Search code examples
pythonmachine-learningscikit-learnlogistic-regression

What does sklearn "RidgeClassifier" do?


I'm trying to understand the difference between RidgeClassifier and LogisticRegression in sklearn.linear_model. I couldn't find it in the documentation.

I think I understand quite well what the LogisticRegression does.It computes the coefficients and intercept to minimise half of sum of squares of the coefficients + C times the binary cross-entropy loss, where C is the regularisation parameter. I checked against a naive implementation from scratch, and results coincide.

Results of RidgeClassifier differ and I couldn't figure out, how the coefficients and intercept are computed there? Looking at the Github code, I'm not experienced enough to untangle it.

The reason why I'm asking is that I like the RidgeClassifier results -- it generalises a bit better to my problem. But before I use it, I would like to at least have an idea where does it come from.

Thanks for possible help.


Solution

  • RidgeClassifier() works differently compared to LogisticRegression() with l2 penalty. The loss function for RidgeClassifier() is not cross entropy.

    RidgeClassifier() uses Ridge() regression model in the following way to create a classifier:

    Let us consider binary classification for simplicity.

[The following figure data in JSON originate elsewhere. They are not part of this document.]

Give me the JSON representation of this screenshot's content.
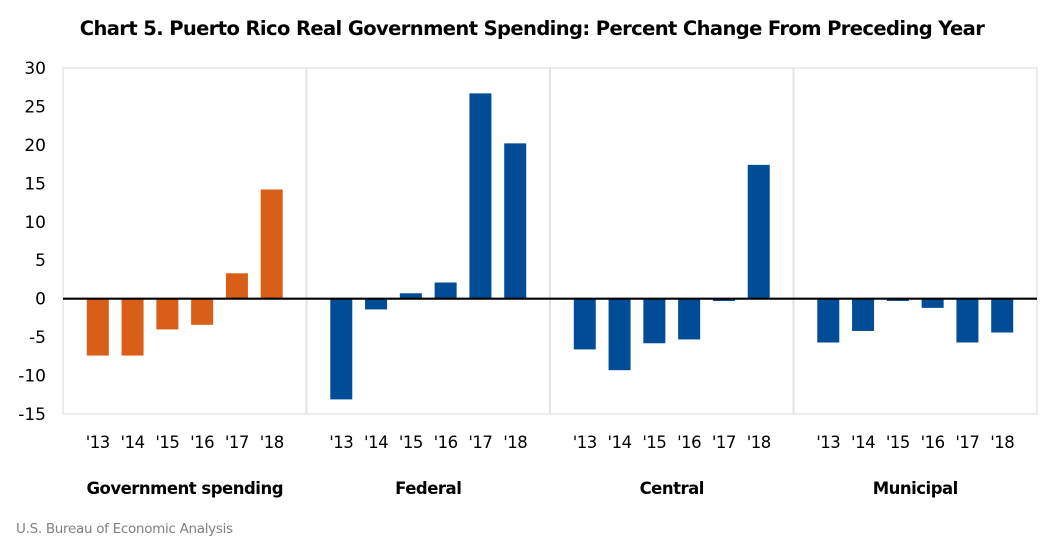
{
  "chart_data": {
    "type": "bar",
    "title": "Chart 5. Puerto Rico Real Government Spending: Percent Change From Preceding Year",
    "xlabel": "",
    "ylabel": "",
    "ylim": [
      -15,
      30
    ],
    "yticks": [
      30,
      25,
      20,
      15,
      10,
      5,
      0,
      -5,
      -10,
      -15
    ],
    "grid": false,
    "categories": [
      "'13",
      "'14",
      "'15",
      "'16",
      "'17",
      "'18"
    ],
    "series": [
      {
        "name": "Government spending",
        "color": "#D95F19",
        "values": [
          -7.4,
          -7.4,
          -4.0,
          -3.4,
          3.3,
          14.2
        ]
      },
      {
        "name": "Federal",
        "color": "#004C97",
        "values": [
          -13.1,
          -1.4,
          0.7,
          2.1,
          26.7,
          20.2
        ]
      },
      {
        "name": "Central",
        "color": "#004C97",
        "values": [
          -6.6,
          -9.3,
          -5.8,
          -5.3,
          -0.3,
          17.4
        ]
      },
      {
        "name": "Municipal",
        "color": "#004C97",
        "values": [
          -5.7,
          -4.2,
          -0.3,
          -1.2,
          -5.7,
          -4.4
        ]
      }
    ],
    "source": "U.S. Bureau of Economic Analysis"
  }
}
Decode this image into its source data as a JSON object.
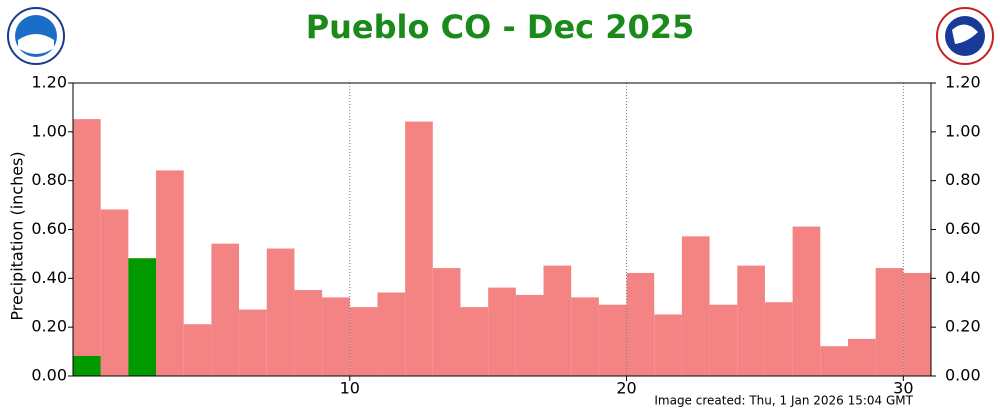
{
  "chart_data": {
    "type": "bar",
    "title": "Pueblo CO - Dec 2025",
    "y_label": "Precipitation (inches)",
    "footer": "Image created: Thu, 1 Jan 2026 15:04 GMT",
    "x": [
      1,
      2,
      3,
      4,
      5,
      6,
      7,
      8,
      9,
      10,
      11,
      12,
      13,
      14,
      15,
      16,
      17,
      18,
      19,
      20,
      21,
      22,
      23,
      24,
      25,
      26,
      27,
      28,
      29,
      30,
      31
    ],
    "series": [
      {
        "color": "#f48484",
        "values": [
          1.05,
          0.68,
          0.48,
          0.84,
          0.21,
          0.54,
          0.27,
          0.52,
          0.35,
          0.32,
          0.28,
          0.34,
          1.04,
          0.44,
          0.28,
          0.36,
          0.33,
          0.45,
          0.32,
          0.29,
          0.42,
          0.25,
          0.57,
          0.29,
          0.45,
          0.3,
          0.61,
          0.12,
          0.15,
          0.44,
          0.42
        ]
      },
      {
        "color": "#009900",
        "values": [
          0.08,
          0,
          0.48,
          0,
          0,
          0,
          0,
          0,
          0,
          0,
          0,
          0,
          0,
          0,
          0,
          0,
          0,
          0,
          0,
          0,
          0,
          0,
          0,
          0,
          0,
          0,
          0,
          0,
          0,
          0,
          0
        ]
      }
    ],
    "xlim": [
      0,
      31
    ],
    "xticks": [
      10,
      20,
      30
    ],
    "ylim": [
      0,
      1.2
    ],
    "yticks": [
      {
        "value": 0,
        "label": "0.00"
      },
      {
        "value": 0.2,
        "label": "0.20"
      },
      {
        "value": 0.4,
        "label": "0.40"
      },
      {
        "value": 0.6,
        "label": "0.60"
      },
      {
        "value": 0.8,
        "label": "0.80"
      },
      {
        "value": 1.0,
        "label": "1.00"
      },
      {
        "value": 1.2,
        "label": "1.20"
      }
    ],
    "grid": "x"
  }
}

    1. Convert target variable into +1 or -1 based on the class in which it belongs to.

    2. Build a Ridge() model (which is a regression model) to predict our target variable. The loss function is MSE + l2 penalty

    3. If the Ridge() regression's prediction value (calculated based on decision_function() function) is greater than 0, then predict as positive class else negative class.

    For multi-class classification:

    1. Use LabelBinarizer() to create a multi-output regression scenario, and then train independent Ridge() regression models, one for each class (One-Vs-Rest modelling).

    2. Get prediction from each class's Ridge() regression model (a real number for each class) and then use argmax to predict the class.